STAT 516 hw 4

Author

Karl Gregory

Download this data set and store it in the folder containing the .qmd file for your homework assignment.

The data set contains the self-reported heights (in feet and inches), lengths of index and pinky fingers (in millimeters), shoe size, and shoe size category (“m”/“w”) of several students. The code below imports the data into R and converts one “uk” shoe size to a “w” size according to a sizing chart found online. In addition the heights are converted to centimeter heights and a data frame hg is created containing a version of the data ready for analysis.

# import the data
hg0 <- read.table("heights.csv",sep=",",header=T)

# clean one data point
# https://www.grivetoutdoors.com/pages/shoe-size-chart
hg0$shoe[hg0$shoe_wm == 'uk'] <- 9 
hg0$shoe_wm[hg0$shoe_wm == 'uk'] <- 'w'

# create data frame for analysis
hg <- data.frame(height = (hg0$ft*12 + hg0$in.)*2.54, # get heights in cm
                 ind_mm = hg0$ind_mm,
                 pnk_mm = hg0$pnk_mm,
                 shoe = hg0$shoe,
                 shoe_wm = hg0$shoe_wm)

# view the first few rows of the data frame
head(hg)

It is of interest to use the multiple linear regression model to predict the height of a person based on his or her index and pinky finger lengths, shoe size, and shoe size gender “m” or “w”.

1.

Consider the multiple linear regression model which uses all the covariates—the index and pinky finger lengths, shoe size, and shoe size gender—to predict the height of a person.

1.a

Give the critical value for the overall F test at significance level α=0.05. This the value such that when it is exceeded by the value of the test statistic Ftest we reject H0 at α=0.05.

1.b

Fit the model and give the value of the test statistic for the overall F test of significance as well as the p-value associated with it.
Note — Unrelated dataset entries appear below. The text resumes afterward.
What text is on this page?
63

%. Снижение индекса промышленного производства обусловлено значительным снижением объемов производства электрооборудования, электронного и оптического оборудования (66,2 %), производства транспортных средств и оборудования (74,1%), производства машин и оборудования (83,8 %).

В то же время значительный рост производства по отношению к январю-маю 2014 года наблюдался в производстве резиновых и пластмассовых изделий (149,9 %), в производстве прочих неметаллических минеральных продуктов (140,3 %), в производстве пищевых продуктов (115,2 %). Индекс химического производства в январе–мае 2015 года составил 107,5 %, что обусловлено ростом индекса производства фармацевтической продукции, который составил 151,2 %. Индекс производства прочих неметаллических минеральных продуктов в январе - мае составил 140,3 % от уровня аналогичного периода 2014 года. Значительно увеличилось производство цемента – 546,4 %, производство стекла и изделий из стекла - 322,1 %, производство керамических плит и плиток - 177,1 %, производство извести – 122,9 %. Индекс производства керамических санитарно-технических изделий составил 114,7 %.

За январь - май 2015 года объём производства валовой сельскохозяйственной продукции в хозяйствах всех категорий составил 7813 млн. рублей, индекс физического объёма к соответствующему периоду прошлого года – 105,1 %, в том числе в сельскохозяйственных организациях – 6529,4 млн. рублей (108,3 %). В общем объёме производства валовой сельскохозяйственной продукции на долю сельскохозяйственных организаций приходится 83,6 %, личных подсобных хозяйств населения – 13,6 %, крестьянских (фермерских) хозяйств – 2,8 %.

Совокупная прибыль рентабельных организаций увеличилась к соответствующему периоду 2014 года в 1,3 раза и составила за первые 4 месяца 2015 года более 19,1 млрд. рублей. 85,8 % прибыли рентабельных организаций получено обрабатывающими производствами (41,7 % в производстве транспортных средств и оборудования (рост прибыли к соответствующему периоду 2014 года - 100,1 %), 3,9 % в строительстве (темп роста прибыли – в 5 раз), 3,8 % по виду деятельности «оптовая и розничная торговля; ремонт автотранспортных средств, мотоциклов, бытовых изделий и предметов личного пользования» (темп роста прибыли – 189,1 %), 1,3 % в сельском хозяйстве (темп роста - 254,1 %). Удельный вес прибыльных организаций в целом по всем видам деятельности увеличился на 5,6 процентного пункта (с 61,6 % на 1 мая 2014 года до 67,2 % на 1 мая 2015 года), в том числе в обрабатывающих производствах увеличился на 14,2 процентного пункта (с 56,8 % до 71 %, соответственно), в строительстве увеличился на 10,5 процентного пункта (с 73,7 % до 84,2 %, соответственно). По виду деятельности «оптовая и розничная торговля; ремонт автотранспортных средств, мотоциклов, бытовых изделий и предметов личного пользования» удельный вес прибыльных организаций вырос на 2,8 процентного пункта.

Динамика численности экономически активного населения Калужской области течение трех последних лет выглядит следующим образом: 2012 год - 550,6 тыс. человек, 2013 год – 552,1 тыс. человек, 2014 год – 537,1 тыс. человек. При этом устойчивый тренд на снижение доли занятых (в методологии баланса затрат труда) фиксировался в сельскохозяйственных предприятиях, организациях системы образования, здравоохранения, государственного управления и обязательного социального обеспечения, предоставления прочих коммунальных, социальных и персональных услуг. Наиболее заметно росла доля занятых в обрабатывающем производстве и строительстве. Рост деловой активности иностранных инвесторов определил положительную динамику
Give an interpretation of these values.

1.c

Report the variance inflation factor for each of the four covariates.

2.

Fit a model with all covariates except the shoe size gender covariate.

2.a

Use the full-reduced model F test to test whether the shoe size gender covariate has a nonzero regression coefficient in the full model. Give the value of the test statistic as well as the p value. Interpret the result of your test.

2.b

Obtain the value of the test statistic Ttest and the p value associated with it for testing H0: βj=0 versus H1: βj0 where j is the index of the shoe size gender covariate.

2.c

Explain the relationship between the value of the test statistic Ftest of the full-reduced model F test when one considers the removal of a single covariate with the test statistic Ttest for testing whether a single covariate is significantly related to the response.

3.

Fit a model using only the two shoe size covariates.

3.a

Use the full-reduced model F test to test whether either of the finger length variables has a nonzero regression coefficient in the full model. Give the value of the test statistic as well as the p value. Interpret the result of your test.

3.b

Compute the variance inflation factors of the two variables in this model. Comment on how these compare to their counterparts in the model with all four covariates.

3.c

Comment on anything else interesting about these two variance inflation factors!

4.

Fit a model using only the index and pinky finger lengths.

4.a

Give the value of the test statistic and the p value for the full-reduced model F test for testing whether either of the two shoe size covariates has a nonzero regression coefficient in the full model. Interpret the result.

4.b

Suppose the index and pinky finger measurements were recorded in centimeters instead of millimeters. Describe the effect this would have on the value of the test statistic Ftest in the previous part as well as on the p value.

5.

5.a

Use Mallow’s Cp statistic to select the best model among all possible submodels involving the four predictors.

5.b

Give the model chosen by backward selection based on the AIC criterion.

5.c

Give the model chosen by forward selection based on the AIC criterion.

6.

Considering your “best” model, check whether there are any outlying observations.